Culture and Society
What's Inside
Introduction
Many of the archival collections published by British Online Archives (BOA) can be grouped under the broad theme of “Culture and Society”. These terms are interrelated. They are also difficult to define. It may be said, however, that “Culture” denotes a set of practices, beliefs, and traditions, whilst “Society” can be understood as a group of people who occupy a shared space.
The collections grouped here chart the development of civil society across the globe (such as the rise of Black nationalism in South Africa and the consequent dismantling of Apartheid). These collections can inform our understanding of everyday life in differing forms of society—capitalist, socialist, fascist, colonial, and post-colonial.
The collections grouped here likewise illustrate the influence of the Industrial Revolution upon British society, and upon its venerable institutions, like the Church of England. Several of these collections, such as the periodicals that were owned by the Illustrated London News (ILN), chart the development of, and changing attitudes towards, religious doctrines, such as Protestantism, Roman Catholicism, and Islam.

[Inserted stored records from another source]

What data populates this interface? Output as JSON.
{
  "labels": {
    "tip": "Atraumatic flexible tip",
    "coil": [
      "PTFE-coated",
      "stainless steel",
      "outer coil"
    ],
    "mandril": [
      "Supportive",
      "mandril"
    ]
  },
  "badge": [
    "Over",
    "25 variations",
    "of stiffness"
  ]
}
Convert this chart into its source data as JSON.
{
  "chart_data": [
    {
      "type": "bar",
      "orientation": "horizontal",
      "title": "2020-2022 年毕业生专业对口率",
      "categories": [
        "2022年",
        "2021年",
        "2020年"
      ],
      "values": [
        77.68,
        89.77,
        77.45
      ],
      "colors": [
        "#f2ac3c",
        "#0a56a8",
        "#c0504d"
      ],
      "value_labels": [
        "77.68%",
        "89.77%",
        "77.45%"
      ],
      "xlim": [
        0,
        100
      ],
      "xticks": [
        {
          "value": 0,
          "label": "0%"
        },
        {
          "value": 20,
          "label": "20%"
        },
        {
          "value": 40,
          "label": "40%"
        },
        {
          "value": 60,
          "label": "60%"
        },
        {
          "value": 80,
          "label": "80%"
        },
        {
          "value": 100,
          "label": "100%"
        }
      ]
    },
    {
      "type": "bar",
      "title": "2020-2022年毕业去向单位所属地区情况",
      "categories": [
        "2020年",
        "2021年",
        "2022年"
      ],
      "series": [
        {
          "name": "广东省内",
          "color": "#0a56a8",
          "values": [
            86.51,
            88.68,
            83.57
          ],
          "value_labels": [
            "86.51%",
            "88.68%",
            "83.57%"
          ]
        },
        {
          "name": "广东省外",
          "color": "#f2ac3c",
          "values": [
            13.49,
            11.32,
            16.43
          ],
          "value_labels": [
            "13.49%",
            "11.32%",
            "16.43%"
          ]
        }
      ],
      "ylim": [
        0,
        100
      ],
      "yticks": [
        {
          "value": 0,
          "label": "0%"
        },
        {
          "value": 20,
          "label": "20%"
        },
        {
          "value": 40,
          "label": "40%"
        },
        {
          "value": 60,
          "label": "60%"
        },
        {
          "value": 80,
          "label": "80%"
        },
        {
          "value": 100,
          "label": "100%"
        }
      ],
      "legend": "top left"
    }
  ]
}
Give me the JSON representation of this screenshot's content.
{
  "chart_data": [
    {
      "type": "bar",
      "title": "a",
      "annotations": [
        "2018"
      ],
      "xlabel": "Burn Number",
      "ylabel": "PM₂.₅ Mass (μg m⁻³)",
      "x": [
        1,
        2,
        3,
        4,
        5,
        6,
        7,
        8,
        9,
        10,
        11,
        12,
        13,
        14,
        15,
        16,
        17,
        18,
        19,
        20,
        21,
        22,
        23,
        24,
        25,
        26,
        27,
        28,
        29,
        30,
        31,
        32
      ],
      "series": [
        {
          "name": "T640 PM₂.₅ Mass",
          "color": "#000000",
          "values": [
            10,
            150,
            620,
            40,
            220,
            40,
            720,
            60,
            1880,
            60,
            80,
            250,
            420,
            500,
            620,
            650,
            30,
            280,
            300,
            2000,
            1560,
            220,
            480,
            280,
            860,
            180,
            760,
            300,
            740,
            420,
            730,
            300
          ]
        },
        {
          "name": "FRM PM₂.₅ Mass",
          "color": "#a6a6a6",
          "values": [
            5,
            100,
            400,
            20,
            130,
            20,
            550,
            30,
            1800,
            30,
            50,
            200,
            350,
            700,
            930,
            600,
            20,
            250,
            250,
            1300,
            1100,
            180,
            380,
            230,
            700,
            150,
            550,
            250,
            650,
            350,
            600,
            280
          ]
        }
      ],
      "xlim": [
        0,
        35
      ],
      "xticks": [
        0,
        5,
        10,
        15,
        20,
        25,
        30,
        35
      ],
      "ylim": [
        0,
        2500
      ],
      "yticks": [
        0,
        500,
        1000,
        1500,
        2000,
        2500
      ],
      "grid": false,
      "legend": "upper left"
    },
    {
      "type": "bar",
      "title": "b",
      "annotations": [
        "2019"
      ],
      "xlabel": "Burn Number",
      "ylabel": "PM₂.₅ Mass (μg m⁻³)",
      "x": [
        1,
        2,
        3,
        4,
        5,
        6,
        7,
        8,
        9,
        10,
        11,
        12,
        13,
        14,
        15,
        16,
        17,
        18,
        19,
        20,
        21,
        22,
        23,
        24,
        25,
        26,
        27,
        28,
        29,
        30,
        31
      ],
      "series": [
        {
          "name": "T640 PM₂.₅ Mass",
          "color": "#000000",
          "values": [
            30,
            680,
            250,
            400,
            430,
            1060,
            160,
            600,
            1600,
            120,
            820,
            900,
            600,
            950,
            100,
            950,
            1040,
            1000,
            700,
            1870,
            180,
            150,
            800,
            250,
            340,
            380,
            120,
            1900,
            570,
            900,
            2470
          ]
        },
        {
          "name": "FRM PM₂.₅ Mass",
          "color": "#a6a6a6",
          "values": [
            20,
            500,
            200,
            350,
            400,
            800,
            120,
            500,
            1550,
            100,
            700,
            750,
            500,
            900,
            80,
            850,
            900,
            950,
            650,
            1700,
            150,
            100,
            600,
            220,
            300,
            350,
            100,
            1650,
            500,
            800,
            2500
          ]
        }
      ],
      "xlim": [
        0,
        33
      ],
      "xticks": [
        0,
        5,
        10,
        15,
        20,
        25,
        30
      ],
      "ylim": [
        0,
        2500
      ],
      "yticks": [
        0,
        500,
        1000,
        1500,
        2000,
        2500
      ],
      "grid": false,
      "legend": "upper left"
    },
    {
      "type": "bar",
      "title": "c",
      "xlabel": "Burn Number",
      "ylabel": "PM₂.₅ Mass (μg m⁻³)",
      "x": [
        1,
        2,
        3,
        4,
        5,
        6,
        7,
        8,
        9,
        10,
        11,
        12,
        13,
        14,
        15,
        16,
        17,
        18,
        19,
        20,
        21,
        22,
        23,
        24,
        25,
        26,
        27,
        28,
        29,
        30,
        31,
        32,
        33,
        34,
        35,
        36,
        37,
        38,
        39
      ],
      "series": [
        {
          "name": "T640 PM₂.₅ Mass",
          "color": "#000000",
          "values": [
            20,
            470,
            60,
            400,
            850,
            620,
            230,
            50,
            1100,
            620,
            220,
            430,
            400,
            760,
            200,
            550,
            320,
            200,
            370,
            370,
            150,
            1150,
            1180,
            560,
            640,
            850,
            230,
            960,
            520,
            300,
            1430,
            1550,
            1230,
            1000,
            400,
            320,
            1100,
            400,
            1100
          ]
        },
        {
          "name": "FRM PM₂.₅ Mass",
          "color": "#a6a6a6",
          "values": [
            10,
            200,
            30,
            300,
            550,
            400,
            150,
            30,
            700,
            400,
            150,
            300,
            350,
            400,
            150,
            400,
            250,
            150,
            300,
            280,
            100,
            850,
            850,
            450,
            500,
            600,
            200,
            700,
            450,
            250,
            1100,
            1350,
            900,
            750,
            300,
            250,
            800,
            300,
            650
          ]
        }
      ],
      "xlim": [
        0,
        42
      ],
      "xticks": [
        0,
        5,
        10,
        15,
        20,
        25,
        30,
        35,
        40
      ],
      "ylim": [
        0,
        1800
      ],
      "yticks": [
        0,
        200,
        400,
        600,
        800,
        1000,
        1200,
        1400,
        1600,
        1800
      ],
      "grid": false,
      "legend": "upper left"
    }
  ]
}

The collections also chart the evolution of distinctively urban and rural cultures across Britain and throughout the wider world. In fact, these collections enable students and researchers to track developments within practically every aspect of culture and society, such as fashion, food, film, literature, music, travel, politics, the home, and sport. Significantly, they also shed light on changing attitudes towards sexuality and gender throughout the nineteenth and twentieth centuries.